DS Qu’en est-il de l’haptique, comme les gants de RV avec capteurs ?
À part les manettes Oculus Touch, avec technologie de suivi infrarouge, qui sont bien sûr assez connues, il y a plusieurs produits à mentionner.
Le SenseGlove des Pays-Bas a été développé pour faciliter la rééducation après AVC. L’utilisateur interagit avec un environnement numérique, à travers ces gants, qui « ressentent » les représentations numériques comme si elles étaient réelles.
FundamentalVR a développé des scénarios de simulation chirurgicale incluant des fonctionnalités haptiques qui peuvent changer le paysage de la simulation.
La Tesla suit, une combinaison corps entier pour les expériences physiques de réalité virtuelle, fournit un retour haptique et capture à la fois le mouvement et la biométrie. La technologie est basée sur une stimulation neuro-musculaire.
OVR est une solution qui ajoute à l’expérience de RV un stimulus olfactif. Il viendra bientôt un moment où l’expérience de RV mettra en jeu tous les sens, exactement comme dans la science-fiction.
DS L’hygiène, bien sûr, est essentielle en ce qui concerne le matériel, et pas seulement au cours d’une pandémie.
RG Oui en effet. J’ai dans mon bureau une unité Cleanbox Tech. Cette technologie semble être une norme pour la désinfection des casques de RV.
DS Vous êtes enthousiasmé par l’ouverture de la FDA aux nouvelles technologies.

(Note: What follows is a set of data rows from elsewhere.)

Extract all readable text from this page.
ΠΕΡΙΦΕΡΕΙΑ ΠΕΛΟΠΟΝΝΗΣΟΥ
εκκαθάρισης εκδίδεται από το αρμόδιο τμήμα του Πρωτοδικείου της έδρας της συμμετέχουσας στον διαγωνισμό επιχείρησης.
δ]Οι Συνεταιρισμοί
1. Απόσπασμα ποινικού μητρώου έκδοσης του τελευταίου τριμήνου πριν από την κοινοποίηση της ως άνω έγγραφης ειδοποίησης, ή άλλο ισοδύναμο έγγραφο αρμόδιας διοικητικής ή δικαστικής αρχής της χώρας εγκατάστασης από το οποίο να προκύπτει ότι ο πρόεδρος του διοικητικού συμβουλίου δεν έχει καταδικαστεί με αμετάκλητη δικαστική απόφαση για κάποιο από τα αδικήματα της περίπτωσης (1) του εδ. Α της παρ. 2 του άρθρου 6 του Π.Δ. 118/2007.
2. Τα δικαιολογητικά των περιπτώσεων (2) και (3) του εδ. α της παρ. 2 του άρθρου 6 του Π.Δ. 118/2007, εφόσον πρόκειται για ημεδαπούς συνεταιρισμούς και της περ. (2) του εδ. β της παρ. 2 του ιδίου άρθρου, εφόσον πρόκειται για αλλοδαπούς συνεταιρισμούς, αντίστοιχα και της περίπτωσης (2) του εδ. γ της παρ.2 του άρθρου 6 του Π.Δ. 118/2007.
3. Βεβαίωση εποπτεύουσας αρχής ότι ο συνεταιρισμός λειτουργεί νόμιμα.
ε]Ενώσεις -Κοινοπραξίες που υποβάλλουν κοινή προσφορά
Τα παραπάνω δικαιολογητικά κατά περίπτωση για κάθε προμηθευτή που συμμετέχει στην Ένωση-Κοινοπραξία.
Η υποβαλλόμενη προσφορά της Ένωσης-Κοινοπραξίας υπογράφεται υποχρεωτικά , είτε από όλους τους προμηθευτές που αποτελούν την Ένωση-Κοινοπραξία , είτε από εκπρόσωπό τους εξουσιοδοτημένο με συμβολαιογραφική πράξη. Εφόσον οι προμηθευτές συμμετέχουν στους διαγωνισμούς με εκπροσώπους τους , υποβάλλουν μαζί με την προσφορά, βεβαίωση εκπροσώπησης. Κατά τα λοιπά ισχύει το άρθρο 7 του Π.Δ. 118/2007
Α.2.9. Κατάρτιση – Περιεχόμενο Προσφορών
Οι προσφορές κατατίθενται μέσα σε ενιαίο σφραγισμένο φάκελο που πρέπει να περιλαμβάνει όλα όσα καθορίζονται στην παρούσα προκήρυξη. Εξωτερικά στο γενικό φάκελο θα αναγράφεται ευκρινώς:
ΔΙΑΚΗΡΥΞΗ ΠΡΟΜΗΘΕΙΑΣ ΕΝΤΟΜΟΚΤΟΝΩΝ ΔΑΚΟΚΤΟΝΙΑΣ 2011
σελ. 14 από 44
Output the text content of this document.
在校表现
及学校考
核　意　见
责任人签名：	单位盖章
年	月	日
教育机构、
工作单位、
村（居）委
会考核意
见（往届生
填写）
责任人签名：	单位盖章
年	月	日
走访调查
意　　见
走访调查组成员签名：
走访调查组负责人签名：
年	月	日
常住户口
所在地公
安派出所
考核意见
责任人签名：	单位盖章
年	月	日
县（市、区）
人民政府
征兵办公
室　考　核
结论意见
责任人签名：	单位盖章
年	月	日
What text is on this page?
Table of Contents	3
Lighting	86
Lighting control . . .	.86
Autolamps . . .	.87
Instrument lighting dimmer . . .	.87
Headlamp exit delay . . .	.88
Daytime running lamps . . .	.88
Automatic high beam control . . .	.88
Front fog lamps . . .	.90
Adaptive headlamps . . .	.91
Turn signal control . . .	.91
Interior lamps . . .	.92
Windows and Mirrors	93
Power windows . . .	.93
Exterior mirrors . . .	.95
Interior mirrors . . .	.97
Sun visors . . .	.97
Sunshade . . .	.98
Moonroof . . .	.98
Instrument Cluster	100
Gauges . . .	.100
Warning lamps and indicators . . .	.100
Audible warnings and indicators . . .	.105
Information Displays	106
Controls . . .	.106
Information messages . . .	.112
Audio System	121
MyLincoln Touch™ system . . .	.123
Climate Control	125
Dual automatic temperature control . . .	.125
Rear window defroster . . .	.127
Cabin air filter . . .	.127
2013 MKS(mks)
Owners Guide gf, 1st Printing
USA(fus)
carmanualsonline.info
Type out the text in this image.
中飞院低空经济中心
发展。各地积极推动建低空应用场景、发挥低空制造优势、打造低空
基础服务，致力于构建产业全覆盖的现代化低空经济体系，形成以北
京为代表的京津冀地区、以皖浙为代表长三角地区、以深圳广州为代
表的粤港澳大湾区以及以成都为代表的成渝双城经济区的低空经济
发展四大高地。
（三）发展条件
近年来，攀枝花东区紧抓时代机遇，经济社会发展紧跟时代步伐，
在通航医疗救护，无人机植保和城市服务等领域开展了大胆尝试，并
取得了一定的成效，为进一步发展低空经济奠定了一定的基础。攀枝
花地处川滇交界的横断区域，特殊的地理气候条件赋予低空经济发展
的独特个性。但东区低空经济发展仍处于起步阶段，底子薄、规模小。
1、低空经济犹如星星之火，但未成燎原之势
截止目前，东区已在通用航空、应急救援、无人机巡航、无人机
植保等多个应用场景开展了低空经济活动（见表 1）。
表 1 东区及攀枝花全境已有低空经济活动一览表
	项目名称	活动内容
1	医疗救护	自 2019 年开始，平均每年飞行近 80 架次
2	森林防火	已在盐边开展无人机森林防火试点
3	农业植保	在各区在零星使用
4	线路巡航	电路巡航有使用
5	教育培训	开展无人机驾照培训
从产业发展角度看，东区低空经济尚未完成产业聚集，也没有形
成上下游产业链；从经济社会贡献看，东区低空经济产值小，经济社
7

Oui. Alors que la pandémie nous pousse à utiliser de nouvelles technologies, je vois la FDA devenir plus ouverte aux nouvelles technologies. Je suis optimiste sur le fait que nous verrons une accélération du lancement d’outils numériques de santé, avec des cas d’utilisation réelle, et dont le modèle économique aura du sens.
DS Et vous êtes un enthousiaste de VRforHealth.
La RV offre un nouvel outil passionnant et efficace à l’arsenal du chirurgien, une solution éprouvée basée sur l’utilisation intelligente de la technologie au profit de l’humanité. C’est la Santé Digitale telle qu’elle doit être ! Je suis donc bien sûr optimiste quand je vois des initiatives comme la vôtre, VRforHealth, qui facilitent et accélèrent l’accès des professionnels et des patients à des informations de qualité sur les technologies immersives.